The responsibility for regulating the licensing of banks, trust companies, management companies and insurance companies lies with the ‘Cayman Islands Monetary Authority’ who have introduced a series of up to date laws and regulations.

Indeed, the Cayman Islands banking sector has received an Aa3 country risk rating for its services and (95% of the) largest banks in the world are licenced here.

The Cayman Islands’ banking sector adheres to the guidelines of the Basle Committee on Banking Supervision. The Cayman Islands are a member of the ‘Offshore Bank Supervisors’ and the ‘Caribbean Group of Banking Supervisors’, both of which were formed under the auspices of the Basle Committee.

Banks adhere to the ‘know your client’ rule. These rules have been approved by the U.S. Internal Revenue Service, enabling institutions in the Cayman Islands to become qualified intermediaries under the US Withholding Tax Rules introduced on 1 January 2001.

As a leading domicile for offshore hedge funds, the Cayman Islands is also the second largest captive insurance centre in the world, and the first choice worldwide for structured finance vehicles.

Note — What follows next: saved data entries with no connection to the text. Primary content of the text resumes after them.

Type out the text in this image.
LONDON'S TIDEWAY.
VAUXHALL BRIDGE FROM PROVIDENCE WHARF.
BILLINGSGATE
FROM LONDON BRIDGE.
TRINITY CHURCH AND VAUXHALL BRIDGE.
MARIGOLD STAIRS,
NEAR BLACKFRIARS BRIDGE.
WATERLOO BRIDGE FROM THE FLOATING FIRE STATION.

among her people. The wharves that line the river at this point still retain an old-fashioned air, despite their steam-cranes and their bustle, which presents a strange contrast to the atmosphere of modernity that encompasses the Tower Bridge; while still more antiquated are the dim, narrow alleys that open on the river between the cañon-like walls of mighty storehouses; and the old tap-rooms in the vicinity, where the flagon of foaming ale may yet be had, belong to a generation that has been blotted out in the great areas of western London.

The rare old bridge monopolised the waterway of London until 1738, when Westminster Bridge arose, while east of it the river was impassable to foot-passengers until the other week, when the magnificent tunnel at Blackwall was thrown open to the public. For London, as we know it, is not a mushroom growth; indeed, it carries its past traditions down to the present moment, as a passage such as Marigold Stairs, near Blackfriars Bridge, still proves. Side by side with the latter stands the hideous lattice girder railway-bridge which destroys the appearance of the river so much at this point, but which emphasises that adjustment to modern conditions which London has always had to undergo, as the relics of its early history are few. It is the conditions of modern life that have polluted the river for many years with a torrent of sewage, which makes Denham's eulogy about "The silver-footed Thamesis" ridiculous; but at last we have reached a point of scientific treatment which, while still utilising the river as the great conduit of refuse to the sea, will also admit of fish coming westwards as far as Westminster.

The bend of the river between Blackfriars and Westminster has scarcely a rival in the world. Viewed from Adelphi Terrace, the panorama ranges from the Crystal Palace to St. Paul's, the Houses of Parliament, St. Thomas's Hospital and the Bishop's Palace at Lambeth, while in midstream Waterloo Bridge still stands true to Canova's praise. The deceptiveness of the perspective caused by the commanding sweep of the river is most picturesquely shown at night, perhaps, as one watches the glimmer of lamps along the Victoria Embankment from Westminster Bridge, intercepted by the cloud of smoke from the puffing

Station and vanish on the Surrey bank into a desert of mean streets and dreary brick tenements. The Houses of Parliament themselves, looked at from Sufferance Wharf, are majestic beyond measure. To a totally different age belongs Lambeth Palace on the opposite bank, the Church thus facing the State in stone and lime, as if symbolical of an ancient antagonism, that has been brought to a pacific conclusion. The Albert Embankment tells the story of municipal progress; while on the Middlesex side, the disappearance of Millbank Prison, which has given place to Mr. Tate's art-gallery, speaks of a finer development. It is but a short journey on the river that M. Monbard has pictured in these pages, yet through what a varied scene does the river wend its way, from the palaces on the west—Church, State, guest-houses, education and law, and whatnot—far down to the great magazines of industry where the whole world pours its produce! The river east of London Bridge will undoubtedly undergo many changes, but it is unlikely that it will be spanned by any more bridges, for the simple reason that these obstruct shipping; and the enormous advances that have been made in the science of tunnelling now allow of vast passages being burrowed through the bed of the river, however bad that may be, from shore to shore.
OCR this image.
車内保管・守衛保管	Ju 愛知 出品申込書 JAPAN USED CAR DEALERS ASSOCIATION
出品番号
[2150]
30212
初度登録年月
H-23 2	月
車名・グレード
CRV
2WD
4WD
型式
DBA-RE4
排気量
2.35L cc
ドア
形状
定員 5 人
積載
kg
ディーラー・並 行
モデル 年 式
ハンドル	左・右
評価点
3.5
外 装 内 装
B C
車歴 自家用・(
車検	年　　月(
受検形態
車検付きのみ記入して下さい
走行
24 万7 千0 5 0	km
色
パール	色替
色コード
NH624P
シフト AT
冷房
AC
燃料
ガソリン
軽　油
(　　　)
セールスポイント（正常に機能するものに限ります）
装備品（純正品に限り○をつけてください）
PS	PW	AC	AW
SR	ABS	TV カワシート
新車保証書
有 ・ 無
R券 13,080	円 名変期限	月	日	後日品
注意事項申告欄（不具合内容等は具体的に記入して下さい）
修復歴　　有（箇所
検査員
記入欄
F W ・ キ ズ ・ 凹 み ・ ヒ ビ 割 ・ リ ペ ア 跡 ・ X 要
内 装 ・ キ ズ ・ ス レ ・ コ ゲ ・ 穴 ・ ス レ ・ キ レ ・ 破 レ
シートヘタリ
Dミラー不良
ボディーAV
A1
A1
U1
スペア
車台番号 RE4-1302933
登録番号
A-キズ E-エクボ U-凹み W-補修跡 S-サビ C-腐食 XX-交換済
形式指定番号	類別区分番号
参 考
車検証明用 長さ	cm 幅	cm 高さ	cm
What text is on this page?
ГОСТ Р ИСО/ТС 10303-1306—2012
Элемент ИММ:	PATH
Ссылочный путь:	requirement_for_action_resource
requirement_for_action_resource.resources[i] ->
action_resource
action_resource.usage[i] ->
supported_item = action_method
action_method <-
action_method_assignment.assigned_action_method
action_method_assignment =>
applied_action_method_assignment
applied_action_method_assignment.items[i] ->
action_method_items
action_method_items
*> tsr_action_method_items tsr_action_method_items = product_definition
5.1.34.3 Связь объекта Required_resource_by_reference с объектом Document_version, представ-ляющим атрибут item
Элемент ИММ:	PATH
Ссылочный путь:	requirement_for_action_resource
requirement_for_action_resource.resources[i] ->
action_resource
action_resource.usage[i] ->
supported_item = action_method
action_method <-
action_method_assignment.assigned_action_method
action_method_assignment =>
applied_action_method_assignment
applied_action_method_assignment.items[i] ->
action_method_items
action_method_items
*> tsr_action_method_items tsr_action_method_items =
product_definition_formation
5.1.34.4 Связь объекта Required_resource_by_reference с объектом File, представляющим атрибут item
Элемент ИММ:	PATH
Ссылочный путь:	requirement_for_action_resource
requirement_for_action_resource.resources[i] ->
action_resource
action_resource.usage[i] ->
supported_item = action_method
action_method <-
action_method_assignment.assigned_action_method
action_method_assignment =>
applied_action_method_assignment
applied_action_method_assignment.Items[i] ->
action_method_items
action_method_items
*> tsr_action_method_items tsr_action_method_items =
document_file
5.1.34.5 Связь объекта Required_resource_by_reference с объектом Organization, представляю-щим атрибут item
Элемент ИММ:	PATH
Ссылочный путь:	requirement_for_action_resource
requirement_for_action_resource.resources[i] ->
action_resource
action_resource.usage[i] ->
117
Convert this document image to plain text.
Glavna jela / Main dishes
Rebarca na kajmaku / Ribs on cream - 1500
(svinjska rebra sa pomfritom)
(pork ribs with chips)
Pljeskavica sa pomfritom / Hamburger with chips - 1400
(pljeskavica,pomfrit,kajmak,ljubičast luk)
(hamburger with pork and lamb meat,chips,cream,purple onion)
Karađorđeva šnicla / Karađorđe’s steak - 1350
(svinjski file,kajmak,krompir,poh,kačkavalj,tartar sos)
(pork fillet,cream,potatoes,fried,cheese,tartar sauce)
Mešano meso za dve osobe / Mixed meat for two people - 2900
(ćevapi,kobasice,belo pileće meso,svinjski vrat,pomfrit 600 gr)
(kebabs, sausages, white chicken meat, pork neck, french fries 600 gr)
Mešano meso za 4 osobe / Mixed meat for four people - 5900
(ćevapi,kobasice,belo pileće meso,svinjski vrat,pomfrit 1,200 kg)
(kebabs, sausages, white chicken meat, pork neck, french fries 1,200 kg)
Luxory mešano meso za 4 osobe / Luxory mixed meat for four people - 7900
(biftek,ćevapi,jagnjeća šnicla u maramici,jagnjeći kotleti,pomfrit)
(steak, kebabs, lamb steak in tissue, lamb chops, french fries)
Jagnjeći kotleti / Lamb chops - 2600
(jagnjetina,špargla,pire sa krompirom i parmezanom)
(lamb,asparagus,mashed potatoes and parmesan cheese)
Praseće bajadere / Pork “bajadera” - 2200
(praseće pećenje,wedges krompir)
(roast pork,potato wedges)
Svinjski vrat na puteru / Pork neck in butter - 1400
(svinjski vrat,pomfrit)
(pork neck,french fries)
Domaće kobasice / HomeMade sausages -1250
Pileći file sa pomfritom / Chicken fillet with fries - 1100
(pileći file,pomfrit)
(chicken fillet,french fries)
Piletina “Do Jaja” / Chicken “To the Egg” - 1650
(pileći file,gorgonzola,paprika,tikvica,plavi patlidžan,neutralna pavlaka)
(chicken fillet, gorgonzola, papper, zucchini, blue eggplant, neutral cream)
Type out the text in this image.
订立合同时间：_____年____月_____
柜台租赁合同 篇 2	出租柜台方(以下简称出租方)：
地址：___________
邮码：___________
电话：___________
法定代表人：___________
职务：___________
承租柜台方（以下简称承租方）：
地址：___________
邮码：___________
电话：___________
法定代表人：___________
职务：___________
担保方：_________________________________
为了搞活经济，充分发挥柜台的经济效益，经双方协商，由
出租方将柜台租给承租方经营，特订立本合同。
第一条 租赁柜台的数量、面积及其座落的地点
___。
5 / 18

In addition, a vibrant trust and corporate services sector is supported by English common law and an impressive array of professional service providers, including the presence of the majority of the worlds largest accounting firms and international law firms.

Established in 1997, the Cayman Islands Stock Exchange("CSX") enjoys status as a "recognized stock exhange" under Section 841 of the Income and Corporation Taxes Act 1988. Recognition by the U.K. Inland Revenue confirms the CSX as an exchange of comparable merit and capacity to those in a major economy or significant financial centre. Other major recognitions include registered organization status by the London Stock Exchange and affiliate membership of the International Organization of Securities Commission and Intermarket Surveillance Group. The CSX’s listing rules have been designed to facilitate the listing of mutual funds and specialist debt securities, as well as Eurobonds, derivative warrants and depositary receipts.

There is also a secondary listing facility for companies registered on other recognized exchanges. The exchange is also able to list domestic equities although demand for this facility is currently limited.


The Cayman Islands Government does not impose income tax, corporation tax, capital gains tax, gift tax. There are no property taxes or rates and no controls on the foreign ownership of property and land. The bulk of government revenues are earned through consumption-based taxes, such as licensing fees and customs duties and property transfer taxes.